Justine Kurland’s Girl Pictures was the Charcoal photobook-of-the-month for June 2020. I preordered Girl Pictures well before its release, and so swapped it out for George Georgiou’s Americans Parade. This was probably my fourth swap, and the process couldn’t be easier: Jesse Lenz and Charcoal Books are super easy to work with.

But this isn’t about Charcoal.

For Americans Parade, Georgiou spent a year (2016) going to parades in cities and towns all over the United States and photographing groups of spectators as they watched the floats pass by. 14 states, 24 cities, 26 parades, 53 pictures, all with groups of mostly (self-)segregated people, rarely singly, mostly in family groups or large crowds. I was shocked by the size of a couple of men pictured: two gentlemen look like friggen giants, with the next tallest person not quite reaching their shoulders. I was not surprised by the average girth: we’re not a slim population. And given the time Geogiou photographed (January to November 2016), I was surprised by the general feelings of unity and overall togetherness pictured.

Sure, some people eye the camera suspiciously; sure, some gesture or glare at something out of frame; but, overall, we’re all there together for some sort of celebration.

David Campany, in his introduction, reads this unity as a harbinger of the 45th presidency and all the strife and division in our political sphere. I don’t see that at all: I think about local parades here, the Homecoming parade that passed my grandparent’s house every year, the St. Patrick’s Day parade in Patchogue where a few friends and I played Jenga with the beer can tower that steadily grew from the recycling bins and garbage cans, the Fourth of July parade I shot slide film at some years ago. For all of those, for all of the differences between me, my cohort, and the other families and groups at the parade—not to mention the people marching or riding in the parade—we were all there together.
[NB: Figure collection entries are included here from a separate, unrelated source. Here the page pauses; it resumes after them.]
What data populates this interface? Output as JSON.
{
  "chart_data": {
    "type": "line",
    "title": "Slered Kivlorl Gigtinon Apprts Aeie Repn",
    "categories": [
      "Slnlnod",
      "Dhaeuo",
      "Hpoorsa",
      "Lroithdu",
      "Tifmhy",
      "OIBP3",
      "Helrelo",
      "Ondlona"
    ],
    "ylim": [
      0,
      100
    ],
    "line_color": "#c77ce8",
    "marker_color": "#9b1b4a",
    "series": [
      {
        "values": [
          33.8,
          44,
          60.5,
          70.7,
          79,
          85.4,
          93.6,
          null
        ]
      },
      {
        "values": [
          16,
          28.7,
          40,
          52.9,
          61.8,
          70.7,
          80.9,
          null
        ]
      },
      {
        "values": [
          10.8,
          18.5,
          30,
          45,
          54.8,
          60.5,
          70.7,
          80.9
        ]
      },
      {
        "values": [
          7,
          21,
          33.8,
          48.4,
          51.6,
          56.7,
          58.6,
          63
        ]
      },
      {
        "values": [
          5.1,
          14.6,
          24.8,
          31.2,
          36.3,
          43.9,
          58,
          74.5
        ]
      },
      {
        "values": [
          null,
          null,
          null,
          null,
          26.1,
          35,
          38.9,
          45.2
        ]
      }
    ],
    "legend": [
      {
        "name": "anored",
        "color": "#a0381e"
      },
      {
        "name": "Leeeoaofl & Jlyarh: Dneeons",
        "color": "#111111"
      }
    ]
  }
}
Sorta like the DMV or Post Office or Jury Duty, parades are levelers: everyone goes to parades.* Campany, as a Brit, may not have the same experience of American parades, and so probably sees something different.

Sure, many of the people pictured probably ended up at BLM rallies or carried tiki torches at Charlotte or waved MAGA flags at the United States Capitol. But for the brief 1/500th of a second Georgiu captured us together, united. And it’s beautiful.**

Campany, a Brit, writing in 2019, probably had only Charlotte and MAGA on his mind; I, writing in early 2021, more have Covid on my mind. It’s sorta strange to see all the unmasked people, crowded together, no-social-distancing (or not much), and if the book came out now, if Campany wrote his introduction a year or two later, his emphasis on division and strife probably wouldn’t be there either. And, anyway, I look forward to going to some parades and fairs (and Six Flags) now that I and others are vaccinated and things are slowly starting to reopen and all.

Here’s hoping!

Concept
Content
Design

Americans Parade is a nice, thought provoking, portrait of Americans. The pictures are clear and legible and the book is a size that invites peering in. The pages are strangely thick—I’m forever thinking pages have stuck together—and this allows each page to lay completely flat, with only a thin, barely visible fold line bisecting each. Given that each image occupies a full spread, I deeply appreciate books that avoid burying 1/3 of an image in the gutter.

Americans Parade seems to be the only book (so far) ever published by BB Editions (which doesn’t have a website) and remains available at Deadbeat Club and elsewhere. It’s really a lovely portrait of the American people. There is no judgement, positive or negative, no attempt to capture jokes or caricatures: it’s just us, at a specific moment in time, all together for a more or less common cause, if only for an hour or so. And if we can come together for an hour for a stupid parade, maybe we can get together on some more important things.

lol.


*Unlike the DMV, Post Office, and Jury Duty, though, people voluntarily go to parades.
**If the crowds weren’t so homogenous, it would be more beautiful, but I can’t have everything.